The company is also keeping an eye on the broader trend of humanization and premiumization in all things pet related. Pet owners are becoming more invested in the wellbeing of their pets and consequently doing more research on the products they buy for them. This creates an opportunity for stronger connections between Pet Valu sales help and customers. The company is investing in educating their sales staff—who they call ‘animal care experts,’ or ACEs—and giving them more occasions to connect with their customers in a meaningful way. It’s not just about selling products, says Grover; it’s about helping customers make the right choices and find the right products.

These initiatives create a stronger sense of community in the stores, which is strengthened even further with the company’s many community-oriented promotions and campaigns. The brand’s Pet Appreciation Month in June raises money for over 500 animal shelters across the country, and the Pet Value Walk for Dog Guides is a national fundraising event that takes place each May.

Prospective franchisees, says Grover, need to be interested in building connections in their communities, passionate about the pet industry, and committed to offering an authentic service. “It’s about understanding how they will leverage the community they operate in and how they will act as an ambassador for the Pet Valu family of stores,” he explains.

For franchisees, the marketing power and digital savvy of the brand is an unbeatable benefit, with the sales opportunities presented by e-commerce well beyond what a new business owner starting from scratch would have access to.

For Grover, every day continues to present a new opportunity, and this is what he loves most about his work. He relishes the opportunity to develop a prosperous e-commerce business that supports the in-store business. “I truly enjoy working with all these cross-functional teams to make the online business and the in-store business really come to life as a true omnichannel business,” Grover says.  

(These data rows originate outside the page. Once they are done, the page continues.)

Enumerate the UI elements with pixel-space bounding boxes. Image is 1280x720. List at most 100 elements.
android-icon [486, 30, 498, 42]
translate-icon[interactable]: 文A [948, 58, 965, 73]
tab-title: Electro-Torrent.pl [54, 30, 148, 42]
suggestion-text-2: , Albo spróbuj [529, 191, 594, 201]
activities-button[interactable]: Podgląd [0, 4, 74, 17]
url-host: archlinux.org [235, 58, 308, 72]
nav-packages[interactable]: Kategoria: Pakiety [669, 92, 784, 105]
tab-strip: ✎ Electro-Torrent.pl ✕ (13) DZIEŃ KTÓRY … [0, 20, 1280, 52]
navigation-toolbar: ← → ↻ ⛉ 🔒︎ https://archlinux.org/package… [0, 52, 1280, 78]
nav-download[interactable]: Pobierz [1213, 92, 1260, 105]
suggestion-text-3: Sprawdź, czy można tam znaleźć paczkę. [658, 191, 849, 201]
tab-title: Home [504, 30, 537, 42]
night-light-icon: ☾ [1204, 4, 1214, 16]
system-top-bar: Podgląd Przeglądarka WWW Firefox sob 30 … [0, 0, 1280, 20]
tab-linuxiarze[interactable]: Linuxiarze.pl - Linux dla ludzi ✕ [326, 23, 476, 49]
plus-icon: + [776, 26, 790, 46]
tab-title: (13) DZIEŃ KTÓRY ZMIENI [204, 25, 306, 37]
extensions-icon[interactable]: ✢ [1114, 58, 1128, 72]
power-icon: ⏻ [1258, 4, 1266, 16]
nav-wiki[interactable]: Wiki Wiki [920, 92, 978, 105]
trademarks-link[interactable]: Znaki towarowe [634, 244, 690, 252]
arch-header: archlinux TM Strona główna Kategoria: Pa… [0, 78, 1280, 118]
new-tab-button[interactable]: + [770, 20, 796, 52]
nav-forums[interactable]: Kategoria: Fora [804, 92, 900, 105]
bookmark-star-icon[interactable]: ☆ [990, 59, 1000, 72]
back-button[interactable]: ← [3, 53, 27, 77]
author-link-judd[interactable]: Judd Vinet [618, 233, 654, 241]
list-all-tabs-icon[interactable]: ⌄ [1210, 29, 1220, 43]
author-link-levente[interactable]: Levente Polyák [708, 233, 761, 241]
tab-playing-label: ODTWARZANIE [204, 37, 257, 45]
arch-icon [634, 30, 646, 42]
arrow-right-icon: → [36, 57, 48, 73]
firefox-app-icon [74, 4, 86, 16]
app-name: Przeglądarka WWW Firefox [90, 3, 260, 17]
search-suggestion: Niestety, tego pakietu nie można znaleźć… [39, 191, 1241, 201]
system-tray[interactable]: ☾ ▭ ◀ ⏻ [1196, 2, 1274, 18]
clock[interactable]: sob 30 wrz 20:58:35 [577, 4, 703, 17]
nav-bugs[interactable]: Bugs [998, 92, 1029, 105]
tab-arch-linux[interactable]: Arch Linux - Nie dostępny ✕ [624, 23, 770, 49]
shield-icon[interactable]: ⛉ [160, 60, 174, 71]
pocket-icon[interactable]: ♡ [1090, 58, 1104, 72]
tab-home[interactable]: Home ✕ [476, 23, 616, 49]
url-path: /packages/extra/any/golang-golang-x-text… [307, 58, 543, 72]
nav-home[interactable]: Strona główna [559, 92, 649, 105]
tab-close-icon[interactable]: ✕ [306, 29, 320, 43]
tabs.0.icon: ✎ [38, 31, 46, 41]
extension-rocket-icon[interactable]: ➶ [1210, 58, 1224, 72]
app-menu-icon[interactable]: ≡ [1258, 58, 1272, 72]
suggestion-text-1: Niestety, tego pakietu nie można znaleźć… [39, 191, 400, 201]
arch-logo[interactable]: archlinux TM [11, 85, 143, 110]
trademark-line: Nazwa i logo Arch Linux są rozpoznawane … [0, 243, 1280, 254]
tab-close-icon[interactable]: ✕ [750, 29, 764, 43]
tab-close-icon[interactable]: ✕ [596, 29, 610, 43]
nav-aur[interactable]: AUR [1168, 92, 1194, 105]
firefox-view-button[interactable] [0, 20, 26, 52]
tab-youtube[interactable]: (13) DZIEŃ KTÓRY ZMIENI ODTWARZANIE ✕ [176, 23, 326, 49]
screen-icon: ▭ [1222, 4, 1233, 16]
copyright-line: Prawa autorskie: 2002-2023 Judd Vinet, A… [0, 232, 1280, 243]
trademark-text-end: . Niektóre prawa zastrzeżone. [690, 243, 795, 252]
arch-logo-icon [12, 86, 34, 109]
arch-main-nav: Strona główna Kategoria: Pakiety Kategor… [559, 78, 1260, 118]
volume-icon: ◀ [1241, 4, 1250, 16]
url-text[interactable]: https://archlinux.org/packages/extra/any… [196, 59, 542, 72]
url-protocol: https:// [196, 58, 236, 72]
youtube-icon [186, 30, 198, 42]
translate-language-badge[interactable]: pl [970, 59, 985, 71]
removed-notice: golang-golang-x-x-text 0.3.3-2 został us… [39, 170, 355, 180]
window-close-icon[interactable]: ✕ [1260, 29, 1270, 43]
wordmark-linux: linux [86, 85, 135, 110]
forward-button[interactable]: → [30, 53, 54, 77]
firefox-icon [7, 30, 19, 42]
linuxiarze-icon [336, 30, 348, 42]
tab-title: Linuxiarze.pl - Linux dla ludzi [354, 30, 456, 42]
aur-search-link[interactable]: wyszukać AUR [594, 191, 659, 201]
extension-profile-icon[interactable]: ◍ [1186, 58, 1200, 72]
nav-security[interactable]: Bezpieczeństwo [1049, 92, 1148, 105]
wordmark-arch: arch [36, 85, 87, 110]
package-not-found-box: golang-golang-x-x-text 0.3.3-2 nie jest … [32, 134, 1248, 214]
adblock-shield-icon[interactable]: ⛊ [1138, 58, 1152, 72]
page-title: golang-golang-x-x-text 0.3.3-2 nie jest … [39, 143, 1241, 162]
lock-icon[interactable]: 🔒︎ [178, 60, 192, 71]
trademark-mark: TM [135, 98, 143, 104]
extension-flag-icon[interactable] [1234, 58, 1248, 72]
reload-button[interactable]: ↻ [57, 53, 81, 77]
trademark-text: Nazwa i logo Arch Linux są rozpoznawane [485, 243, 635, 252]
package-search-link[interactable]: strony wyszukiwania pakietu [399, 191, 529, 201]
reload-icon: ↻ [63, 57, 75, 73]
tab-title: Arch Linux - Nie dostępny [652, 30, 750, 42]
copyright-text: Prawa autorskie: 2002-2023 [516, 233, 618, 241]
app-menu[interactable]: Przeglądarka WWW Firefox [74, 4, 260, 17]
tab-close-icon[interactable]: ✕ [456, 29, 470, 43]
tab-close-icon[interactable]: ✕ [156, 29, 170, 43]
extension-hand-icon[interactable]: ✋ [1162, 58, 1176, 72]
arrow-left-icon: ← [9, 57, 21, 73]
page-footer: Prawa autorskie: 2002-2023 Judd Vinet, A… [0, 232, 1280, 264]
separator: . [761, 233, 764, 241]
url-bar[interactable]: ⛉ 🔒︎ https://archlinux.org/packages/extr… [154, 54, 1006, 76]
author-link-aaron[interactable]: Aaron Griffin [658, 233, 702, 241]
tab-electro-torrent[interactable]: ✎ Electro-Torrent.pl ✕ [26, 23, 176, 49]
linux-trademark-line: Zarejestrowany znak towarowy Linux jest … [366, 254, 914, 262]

Finally, Grover loves the fact that when people shop for their pets, it’s usually a positive, pleasant task that spreads to everyone involved—the stores’ animal care experts, the franchisees, and the executive team at the head office. “We’re an emotional brand, we’re a fun brand, and we give [our staff and franchisees] the opportunity to lean into that,” says Grover. “Most people come to our store happy.”

Grover makes sure they leave the store happy as well. Happiness, after all, is contagious.